Friday, May 18, 2018

A Passel of Rascals


While running errands earlier today, we passed an Amish barnyard, where normally one would find several heifers and a young bull grazing and enjoying the outdoors.

They're everywhere


They're everywhere!!!!


Today, although one heifer, who seems to like to hang by herself, was still outside, the yard had been mostly taken over by this litter of red fox pups and their mama and maybe dad. 





There were EIGHT (!!!!) foxes in the yard eating stuff, playing with stuff, and just soaking up the morning sun....it was a sight we have never seen before and don't expect to see again.

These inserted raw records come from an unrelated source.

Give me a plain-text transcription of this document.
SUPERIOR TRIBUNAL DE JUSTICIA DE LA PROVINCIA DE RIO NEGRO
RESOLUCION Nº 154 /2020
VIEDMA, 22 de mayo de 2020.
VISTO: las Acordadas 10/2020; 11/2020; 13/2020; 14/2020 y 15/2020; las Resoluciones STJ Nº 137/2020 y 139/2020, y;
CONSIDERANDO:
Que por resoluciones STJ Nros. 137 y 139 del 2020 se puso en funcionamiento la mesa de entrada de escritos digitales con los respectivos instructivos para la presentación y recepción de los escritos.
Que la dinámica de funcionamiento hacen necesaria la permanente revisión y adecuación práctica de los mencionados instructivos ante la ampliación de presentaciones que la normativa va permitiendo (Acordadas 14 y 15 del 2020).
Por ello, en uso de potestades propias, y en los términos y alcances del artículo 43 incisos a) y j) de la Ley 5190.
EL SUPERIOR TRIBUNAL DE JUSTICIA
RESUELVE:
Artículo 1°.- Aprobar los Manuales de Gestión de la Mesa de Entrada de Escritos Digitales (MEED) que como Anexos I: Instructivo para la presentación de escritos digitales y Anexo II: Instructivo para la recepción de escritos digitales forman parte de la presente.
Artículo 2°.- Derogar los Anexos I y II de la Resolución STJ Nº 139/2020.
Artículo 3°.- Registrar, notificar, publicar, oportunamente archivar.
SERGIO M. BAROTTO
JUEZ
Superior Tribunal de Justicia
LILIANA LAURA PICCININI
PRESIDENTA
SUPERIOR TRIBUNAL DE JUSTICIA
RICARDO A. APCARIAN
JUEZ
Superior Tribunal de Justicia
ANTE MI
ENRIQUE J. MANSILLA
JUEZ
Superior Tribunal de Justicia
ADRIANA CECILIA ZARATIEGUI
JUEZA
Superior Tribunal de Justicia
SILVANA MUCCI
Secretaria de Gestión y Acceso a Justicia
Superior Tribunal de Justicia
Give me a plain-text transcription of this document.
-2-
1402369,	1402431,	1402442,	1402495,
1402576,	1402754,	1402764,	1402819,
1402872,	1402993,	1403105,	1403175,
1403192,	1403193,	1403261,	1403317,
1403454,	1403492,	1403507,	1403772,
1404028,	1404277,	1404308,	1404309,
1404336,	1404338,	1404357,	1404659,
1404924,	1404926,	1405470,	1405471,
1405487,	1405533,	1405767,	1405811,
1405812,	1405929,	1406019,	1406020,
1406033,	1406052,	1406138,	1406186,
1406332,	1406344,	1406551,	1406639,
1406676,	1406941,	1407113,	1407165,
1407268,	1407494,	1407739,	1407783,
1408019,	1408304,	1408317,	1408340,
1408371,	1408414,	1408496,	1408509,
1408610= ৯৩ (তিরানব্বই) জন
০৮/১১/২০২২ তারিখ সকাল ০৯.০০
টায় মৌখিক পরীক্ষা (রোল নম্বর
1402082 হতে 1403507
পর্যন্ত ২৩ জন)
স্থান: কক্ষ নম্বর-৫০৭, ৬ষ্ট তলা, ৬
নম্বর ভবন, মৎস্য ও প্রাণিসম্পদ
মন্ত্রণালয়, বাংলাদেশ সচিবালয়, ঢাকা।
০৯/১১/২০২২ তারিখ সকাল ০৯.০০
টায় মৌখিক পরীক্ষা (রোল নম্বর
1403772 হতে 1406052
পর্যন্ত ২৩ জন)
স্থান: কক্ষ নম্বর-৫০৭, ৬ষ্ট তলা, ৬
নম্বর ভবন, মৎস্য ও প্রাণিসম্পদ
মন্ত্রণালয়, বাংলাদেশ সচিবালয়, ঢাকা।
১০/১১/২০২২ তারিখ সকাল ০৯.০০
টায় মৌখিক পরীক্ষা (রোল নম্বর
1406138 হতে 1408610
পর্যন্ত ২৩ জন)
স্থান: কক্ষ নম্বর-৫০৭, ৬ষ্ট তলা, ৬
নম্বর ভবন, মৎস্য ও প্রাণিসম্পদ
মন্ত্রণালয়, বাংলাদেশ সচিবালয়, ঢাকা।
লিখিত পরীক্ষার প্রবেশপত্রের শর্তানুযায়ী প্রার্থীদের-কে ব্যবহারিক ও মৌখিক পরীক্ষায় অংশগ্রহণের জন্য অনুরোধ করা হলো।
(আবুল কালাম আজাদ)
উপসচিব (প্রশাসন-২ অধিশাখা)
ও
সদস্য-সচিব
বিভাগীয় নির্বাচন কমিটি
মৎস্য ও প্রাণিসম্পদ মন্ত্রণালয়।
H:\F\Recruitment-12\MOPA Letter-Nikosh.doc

They were cute and all, but I'm sure glad that's not our barnyard...and that I am not that poor mama fox!


Wednesday, September 28, 2016

This Guy


Afforded Becky and me a few minutes of nearly dangerous laughter yesterday. I normally pretty much wage war on chipmunks. They get in the house and do bad stuff and carry disease and all.

However, I may give this guy a pass.

I was on my way to the sink to attend to a big mess of dishes when something flashed past the window, caroming off the blue bird feeder and falling through the air, flip, flip, flip.

I could see it was a rodent of some kind, but the flipping was pretty fast for clear discernment.

Thus I lingered by the window to see what was up.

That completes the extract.